We developed a mechanistic modelling approach encompassing a dynamic gastric acid secretion model. In our approach, specific PBPK-pharmacodynamic (PD) gastric pH effect models for proton pump inhibitors and H2-receptor antagonists were developed and verified. The new ‘Gastric pH Interaction’ functionality (Simcyp Simulator, Version 23) enables dynamic modelling of gastric pH changes upon ARA, food, and fluid administration. Three performance verification cases of our mechanistic model (ranitidine-midazolam, ranitidine-ketoconazole, omeprazole-ibrutinib DDIs2-4) demonstrate the utility of PBPK modelling in separating the gastric pH-mediated and drug metabolizing enzyme and transporter (DMET)-mediated components of a DDI, as well as improved qualitative and quantitative DDI predictions. Dynamic modelling of gastric pH changes may be particularly useful in assessing mitigation strategies such as dose staggering/alternative formulations.
Figure 1. Comparison of mechanistic vs. worst case approach of modelling the impact of multiple dose 40 mg omeprazole on gastric pH. Observed data (circles) are from Prichard et al. (1985)5. Mechanistic modelling of the impact of ARA, food, and fluid administration on gastric pH was achieved using the ‘Gastric pH Interaction’ functionality coupled with the ‘Semi-mechanistic H+ Model for Gastric pH’ (Simcyp Simulator, Version 23) while worst case modelling was achieved by setting the pH of the gastric compartment to 66. The mechanistic approach achieved realistic prediction of gastric pH and is expected to improve quantitative DDI prediction and be particularly applicable to the assessment of mitigation strategies.
References:
- U.S. Food & Drug Administration. (2023). Evaluation of Gastric pH-Dependent Drug Interactions With Acid-Reducing Agents: Study Design, Data Analysis, and Clinical Implications Guidance for Industry [pdf]. Retrieved from https://www.fda.gov/
- Elwood, R J et al. “Ranitidine influences the uptake of oral midazolam.” 1. British journal of clinical pharmacology vol. 15,6 (1983): 743-5.

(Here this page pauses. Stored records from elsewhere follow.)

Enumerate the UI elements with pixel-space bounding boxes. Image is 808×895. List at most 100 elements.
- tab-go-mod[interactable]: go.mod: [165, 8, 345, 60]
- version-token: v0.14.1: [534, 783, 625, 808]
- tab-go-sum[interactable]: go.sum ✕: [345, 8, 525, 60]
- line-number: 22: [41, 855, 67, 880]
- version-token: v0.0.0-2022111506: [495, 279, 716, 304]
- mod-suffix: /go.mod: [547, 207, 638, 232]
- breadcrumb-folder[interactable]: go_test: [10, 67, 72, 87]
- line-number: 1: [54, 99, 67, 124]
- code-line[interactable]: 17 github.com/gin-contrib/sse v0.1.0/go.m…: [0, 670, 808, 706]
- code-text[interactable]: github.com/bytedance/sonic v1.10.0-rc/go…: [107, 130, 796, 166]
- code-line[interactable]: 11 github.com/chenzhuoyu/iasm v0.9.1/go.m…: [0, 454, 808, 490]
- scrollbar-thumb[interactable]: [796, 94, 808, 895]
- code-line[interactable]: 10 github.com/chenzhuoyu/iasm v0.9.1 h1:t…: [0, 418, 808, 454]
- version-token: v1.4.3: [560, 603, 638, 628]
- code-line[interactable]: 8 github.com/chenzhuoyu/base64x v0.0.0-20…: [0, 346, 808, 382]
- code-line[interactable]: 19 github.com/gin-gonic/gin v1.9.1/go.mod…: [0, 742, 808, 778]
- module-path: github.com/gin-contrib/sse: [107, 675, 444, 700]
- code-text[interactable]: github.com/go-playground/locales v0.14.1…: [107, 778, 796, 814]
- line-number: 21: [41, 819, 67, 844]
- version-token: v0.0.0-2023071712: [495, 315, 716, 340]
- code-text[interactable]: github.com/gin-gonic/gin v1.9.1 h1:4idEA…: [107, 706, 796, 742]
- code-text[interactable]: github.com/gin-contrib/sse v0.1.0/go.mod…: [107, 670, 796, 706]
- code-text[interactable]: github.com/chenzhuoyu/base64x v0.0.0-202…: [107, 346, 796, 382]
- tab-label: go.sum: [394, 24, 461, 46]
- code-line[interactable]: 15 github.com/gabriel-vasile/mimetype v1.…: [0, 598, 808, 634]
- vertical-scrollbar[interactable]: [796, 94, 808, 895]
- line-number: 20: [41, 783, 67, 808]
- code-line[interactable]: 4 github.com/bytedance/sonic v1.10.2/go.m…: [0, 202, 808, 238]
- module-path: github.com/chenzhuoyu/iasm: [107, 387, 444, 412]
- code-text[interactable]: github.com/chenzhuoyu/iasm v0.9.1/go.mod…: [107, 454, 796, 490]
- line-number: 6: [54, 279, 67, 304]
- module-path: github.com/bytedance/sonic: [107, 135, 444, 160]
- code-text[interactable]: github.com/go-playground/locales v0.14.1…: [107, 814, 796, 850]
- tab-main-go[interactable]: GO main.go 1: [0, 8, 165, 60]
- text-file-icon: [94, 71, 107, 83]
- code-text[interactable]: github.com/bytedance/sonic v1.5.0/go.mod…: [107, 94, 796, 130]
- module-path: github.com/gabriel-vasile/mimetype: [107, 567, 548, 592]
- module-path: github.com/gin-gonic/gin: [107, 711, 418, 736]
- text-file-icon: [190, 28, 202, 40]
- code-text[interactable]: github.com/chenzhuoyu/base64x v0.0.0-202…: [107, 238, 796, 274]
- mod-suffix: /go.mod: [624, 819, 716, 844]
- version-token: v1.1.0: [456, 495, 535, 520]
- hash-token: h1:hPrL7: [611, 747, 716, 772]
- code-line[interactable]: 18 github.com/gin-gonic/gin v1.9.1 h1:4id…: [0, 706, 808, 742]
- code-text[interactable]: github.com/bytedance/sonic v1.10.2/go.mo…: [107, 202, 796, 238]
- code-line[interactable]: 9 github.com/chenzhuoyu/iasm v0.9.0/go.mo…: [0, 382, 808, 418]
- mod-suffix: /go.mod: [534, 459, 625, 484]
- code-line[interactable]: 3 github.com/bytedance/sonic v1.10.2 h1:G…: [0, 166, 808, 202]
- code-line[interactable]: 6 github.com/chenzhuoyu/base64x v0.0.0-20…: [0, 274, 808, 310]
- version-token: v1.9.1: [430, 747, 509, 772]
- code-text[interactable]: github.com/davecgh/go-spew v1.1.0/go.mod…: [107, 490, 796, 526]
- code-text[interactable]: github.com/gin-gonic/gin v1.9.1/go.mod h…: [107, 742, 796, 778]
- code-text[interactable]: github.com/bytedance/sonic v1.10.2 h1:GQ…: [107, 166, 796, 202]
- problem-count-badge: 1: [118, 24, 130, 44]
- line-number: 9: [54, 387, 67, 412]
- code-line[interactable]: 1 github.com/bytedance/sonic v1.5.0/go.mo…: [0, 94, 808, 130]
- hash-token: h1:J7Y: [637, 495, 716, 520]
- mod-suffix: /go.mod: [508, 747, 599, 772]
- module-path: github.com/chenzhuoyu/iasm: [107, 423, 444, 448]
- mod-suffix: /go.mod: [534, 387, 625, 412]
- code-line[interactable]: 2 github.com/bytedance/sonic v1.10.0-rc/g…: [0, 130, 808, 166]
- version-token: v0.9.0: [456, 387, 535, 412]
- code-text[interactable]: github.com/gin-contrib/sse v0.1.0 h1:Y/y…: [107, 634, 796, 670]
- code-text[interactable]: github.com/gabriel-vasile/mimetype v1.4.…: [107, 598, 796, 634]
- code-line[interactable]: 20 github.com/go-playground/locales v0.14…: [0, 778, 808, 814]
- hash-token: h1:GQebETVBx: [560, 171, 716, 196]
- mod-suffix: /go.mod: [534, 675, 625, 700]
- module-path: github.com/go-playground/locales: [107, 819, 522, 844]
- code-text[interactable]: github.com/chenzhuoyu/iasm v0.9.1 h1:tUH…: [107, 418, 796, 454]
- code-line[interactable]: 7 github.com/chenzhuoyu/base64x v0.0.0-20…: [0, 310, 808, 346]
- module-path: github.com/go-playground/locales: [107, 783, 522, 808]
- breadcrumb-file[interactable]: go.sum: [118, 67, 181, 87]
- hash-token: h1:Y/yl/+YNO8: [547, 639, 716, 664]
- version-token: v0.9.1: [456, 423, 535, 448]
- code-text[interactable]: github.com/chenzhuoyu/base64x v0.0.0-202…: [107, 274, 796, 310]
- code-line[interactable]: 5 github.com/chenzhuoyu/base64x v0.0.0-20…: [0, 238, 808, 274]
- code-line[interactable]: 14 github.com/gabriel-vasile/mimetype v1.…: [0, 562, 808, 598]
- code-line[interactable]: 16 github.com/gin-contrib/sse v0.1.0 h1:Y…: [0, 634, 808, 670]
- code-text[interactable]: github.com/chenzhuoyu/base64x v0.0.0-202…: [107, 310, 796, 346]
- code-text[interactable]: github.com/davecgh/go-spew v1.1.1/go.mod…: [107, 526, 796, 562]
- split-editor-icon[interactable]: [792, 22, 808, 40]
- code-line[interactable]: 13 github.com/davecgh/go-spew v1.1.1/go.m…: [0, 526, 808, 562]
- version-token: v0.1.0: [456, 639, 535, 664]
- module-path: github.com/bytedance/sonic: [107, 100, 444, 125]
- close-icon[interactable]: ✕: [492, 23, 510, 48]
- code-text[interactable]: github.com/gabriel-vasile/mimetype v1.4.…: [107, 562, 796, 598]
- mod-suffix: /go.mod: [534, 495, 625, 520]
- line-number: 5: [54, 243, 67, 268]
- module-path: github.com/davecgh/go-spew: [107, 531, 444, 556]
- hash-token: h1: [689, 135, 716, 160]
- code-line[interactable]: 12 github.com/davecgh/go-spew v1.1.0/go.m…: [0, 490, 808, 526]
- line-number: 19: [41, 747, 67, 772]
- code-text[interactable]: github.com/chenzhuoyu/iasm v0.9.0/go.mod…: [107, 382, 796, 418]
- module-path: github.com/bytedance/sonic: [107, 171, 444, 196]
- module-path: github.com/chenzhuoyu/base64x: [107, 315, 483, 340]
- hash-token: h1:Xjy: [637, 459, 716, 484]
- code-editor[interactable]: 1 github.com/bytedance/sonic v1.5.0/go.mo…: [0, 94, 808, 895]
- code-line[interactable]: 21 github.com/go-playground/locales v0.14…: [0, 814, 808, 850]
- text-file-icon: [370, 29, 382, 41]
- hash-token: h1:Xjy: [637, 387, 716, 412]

- Piscitelli, S C et al. “Effects of ranitidine and sucralfate on ketoconazole bioavailability.” 1. Antimicrobial agents and chemotherapy vol. 35,9 (1991): 1765-71.
- de Jong, Jan et al. “The pH-altering agent omeprazole affects rate but not the extent of ibrutinib exposure.” 1. Cancer chemotherapy and pharmacology vol. 82,2 (2018): 299-308.
- Prichard, P J et al. “Omeprazole: a study of its inhibition of gastric pH and oral pharmacokinetics after morning or evening dosage.” Gastroenterologyvol. 88,1 Pt 1 (1985): 64-9.
- Dong, Zhongqi et al. “Application of Physiologically-Based Pharmacokinetic Modeling to Predict Gastric pH-Dependent Drug-Drug Interactions for Weak Base Drugs.” 1. CPT: pharmacometrics & systems pharmacology vol. 9,8 (2020): 456-465.